Il fatto assume ancora più rilievo se si tiene conto che gli stessi uffici del Consiglio regionale della Calabria avevano istituito un bando per la comunicazione del consiglio nella scorsa legislatura e la commissione di valutazione composta da molti esponenti dell’ufficio stampa e funzionari del consiglio stesso, prima di approvare le graduatorie definitive, dopo una strana ed estenuante istruttoria durata mesi, annullava tutto con la motivazione che ormai si era alle porte dell’elezioni e non era opportuno aggiudicare tale servizio di informazione.

Delle due una, o si è sbagliato prima o gli uffici stanno sbagliando ora. Ma sono in realtà gli uffici a decidere? O c’è qualcuno che sta provando a pagarsi la comunicazione nella campagna elettorale?
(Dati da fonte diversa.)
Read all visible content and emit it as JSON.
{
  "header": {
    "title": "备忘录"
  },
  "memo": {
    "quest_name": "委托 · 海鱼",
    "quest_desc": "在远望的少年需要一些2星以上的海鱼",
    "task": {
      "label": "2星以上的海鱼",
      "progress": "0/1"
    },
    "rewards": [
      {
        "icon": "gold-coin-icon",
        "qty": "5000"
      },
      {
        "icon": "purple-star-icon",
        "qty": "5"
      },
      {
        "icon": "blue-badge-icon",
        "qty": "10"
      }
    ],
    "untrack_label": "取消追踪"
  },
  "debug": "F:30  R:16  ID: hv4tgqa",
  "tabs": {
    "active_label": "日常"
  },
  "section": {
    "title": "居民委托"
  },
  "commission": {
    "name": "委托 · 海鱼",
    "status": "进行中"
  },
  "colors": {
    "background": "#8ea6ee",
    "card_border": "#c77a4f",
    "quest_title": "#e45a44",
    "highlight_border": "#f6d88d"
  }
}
Certamente si agisce su input politico, alla fine se ci prendiamo la briga di leggere il bando che alleghiamo, sembra calzare a misura per qualcuno , almeno noi abbiamo avuto questa impressione. Troppi dettagli, alcuni dei quali anche con poche motivazioni razionali, e poi alla fine la grande opportunità per “i nostri eroi” ovvero quella di scegliere con trattativa privata. Vedremo, ma siamo certi che lasceremo ai posteri l’ardua sentenza, o a qualche magistrato che deciderà di vederci chiaro. E’ la stessa risposta che Manzoni dà alla domanda che rivolge ai propri lettori: «Fu vera gloria?», riferendosi naturalmente all’intera vicenda napoleonica. Manzoni, che fino alla morte di Napoleone Bonaparte aveva mantenuto un atteggiamento di riserbo nei suoi confronti, non si sbilancia e lascia che sia la storia a dare la difficile valutazione.